Hudson River Park Trust to Stick With ICE Contract Until June

The Trust believes that they can’t legally back out of a contract that gives parking spots to Immigration & Customs Enforcement (ICE) until June, when it expires. The decision has drawn protest from local groups who wanted ICE booted immediately.

| 19 Mar 2026 | 12:25

The Hudson River Park Trust has said that it will not break its contract that provides parking spots to Immigration and Customs Enforcement (ICE), citing a review of the contract language that they believe prevents them from doing so.

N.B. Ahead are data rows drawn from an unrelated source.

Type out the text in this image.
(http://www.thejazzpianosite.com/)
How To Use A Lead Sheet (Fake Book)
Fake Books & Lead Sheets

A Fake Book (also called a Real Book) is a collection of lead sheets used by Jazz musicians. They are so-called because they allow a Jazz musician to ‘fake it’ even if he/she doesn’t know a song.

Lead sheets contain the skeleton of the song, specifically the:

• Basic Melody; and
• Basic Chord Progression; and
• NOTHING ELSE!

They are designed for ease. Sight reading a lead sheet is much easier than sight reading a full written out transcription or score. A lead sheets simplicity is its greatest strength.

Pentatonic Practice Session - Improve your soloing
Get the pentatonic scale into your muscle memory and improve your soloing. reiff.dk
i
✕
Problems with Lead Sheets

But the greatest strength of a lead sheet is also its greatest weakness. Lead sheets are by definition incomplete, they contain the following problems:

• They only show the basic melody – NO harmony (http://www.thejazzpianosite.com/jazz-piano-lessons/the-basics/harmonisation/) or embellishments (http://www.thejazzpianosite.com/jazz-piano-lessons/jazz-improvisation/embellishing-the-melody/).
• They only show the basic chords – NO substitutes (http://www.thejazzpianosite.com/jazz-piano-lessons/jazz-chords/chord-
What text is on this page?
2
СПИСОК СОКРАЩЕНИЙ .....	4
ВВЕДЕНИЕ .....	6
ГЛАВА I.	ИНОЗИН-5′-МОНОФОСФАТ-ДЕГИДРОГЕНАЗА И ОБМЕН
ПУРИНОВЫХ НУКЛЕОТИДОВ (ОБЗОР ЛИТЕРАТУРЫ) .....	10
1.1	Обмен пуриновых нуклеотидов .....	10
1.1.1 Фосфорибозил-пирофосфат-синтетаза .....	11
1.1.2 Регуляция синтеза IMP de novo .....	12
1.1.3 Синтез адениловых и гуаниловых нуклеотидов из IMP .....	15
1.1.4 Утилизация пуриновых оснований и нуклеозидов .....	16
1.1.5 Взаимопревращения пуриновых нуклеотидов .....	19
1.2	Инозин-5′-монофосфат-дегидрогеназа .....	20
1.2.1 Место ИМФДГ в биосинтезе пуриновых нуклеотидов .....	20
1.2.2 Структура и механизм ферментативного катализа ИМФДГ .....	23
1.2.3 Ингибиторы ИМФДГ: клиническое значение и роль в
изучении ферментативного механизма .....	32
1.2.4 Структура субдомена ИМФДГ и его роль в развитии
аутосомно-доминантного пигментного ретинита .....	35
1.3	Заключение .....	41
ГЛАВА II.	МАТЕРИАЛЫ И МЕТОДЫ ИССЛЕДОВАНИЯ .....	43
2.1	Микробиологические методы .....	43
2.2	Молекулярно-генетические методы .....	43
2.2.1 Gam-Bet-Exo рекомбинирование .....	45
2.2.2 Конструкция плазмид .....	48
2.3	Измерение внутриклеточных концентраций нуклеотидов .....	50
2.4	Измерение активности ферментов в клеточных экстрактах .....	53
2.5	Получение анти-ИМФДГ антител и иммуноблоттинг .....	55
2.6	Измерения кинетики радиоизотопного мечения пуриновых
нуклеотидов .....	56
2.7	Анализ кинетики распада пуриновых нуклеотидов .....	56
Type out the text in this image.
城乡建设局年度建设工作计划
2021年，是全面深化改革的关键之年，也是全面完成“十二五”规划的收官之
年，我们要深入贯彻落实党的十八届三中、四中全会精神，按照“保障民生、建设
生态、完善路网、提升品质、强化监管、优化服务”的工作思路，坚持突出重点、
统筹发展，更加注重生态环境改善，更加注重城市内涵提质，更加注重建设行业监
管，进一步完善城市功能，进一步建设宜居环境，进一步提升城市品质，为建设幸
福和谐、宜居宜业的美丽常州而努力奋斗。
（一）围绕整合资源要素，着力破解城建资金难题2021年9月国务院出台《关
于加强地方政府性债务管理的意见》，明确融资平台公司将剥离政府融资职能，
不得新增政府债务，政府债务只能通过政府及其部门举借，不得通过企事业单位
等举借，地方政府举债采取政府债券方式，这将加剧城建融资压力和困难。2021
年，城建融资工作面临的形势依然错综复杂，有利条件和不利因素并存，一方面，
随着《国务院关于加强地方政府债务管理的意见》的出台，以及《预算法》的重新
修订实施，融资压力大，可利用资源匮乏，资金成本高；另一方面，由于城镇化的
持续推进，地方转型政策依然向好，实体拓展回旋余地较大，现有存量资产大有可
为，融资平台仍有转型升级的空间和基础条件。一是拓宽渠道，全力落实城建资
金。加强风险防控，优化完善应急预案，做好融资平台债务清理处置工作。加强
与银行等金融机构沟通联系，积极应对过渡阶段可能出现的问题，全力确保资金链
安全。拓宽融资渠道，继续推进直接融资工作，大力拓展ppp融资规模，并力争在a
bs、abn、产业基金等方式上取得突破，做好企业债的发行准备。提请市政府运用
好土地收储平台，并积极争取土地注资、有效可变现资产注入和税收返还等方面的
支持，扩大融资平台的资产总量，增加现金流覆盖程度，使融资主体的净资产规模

The news was first reported on by the local publication Hellgate, which notes that another round of protestors–organized by Chelsea Neighbors United and the NYC-DSA Immigration Justice Working Group—”crashed” a public meeting of the Trust on March 17.

“As we promised to do, we have reviewed the contract closely and determined that we do not have a legal path to terminate prior to its completion,” a spokesperson for the Trust told Hellgate. “Under the contract, only the federal government has any right to terminate, so the Trust does not have the legal authority to end the contract early.”

The spokesperson added that they knew the announcement would be “disappointing to many of our park neighbors,” and clarified that they would not renew the contract when it expires in June.

As previously reported by Chelsea News, a total of 13 state and local elected officials called on the Trust to cancel the contract immediately when reports first surfaced that the Hudson Park Conservancy had been renting space to ICE vans for years.

The publication used a tool, created by the digital site Sludge, that pinpoints the number of ICE contracts nationwide; of the dozen firms with such contracts in Manhattan, the Trust was the only publicly visible one. The contract, which began in 2021, provided $170,000 to the Trust in exchange for the parking spots. It’s officially up on June 30 of this year.

One of these 13 politicians, then-State Senator Brad Hoylmal-Sigal (now the Manhattan Borough President), called for the Hudson River Trust to look into backing out of the contract before June. “The city and state who control the Hudson River Park Trust is providing space for dozens of [ICE] vehicles to park at Pier 40. This is publicly owned space that should be subject to New York City’s sanctuary policies which prevent cooperation with ICE,” he wrote in a Jan 21 X.com post.

Hoylman-Sigal also sent a letter to the trust that called for them to break the contract “immediately.”

After the Trust reiterated this week that they wouldn’t be backing out of the contract until June, Hoylman-Sigal told Hell Gate that he believed the Trust was concerned about “being held in breach and incurring both legal and other costs in the form of damages.”

“My position remains the same,” he added. “It’s worth tearing up the contract and walking away as a matter of principle.”

Some of the protestors at the Trust’s March 16 advisory meeting appeared to share the same sentiment.

“You say, ‘Oh, our attorney is looking at the contract, we can’t do anything, we’re so weak.’ But this is our City’s land, this is our state’s land, and you absolutely have the power, if you want to exercise it, to kick ICE off of Pier 40,” Chelsea Neighbors United organizer Jay W. Walker said. You simply do it, and let the legalities fall where they may.”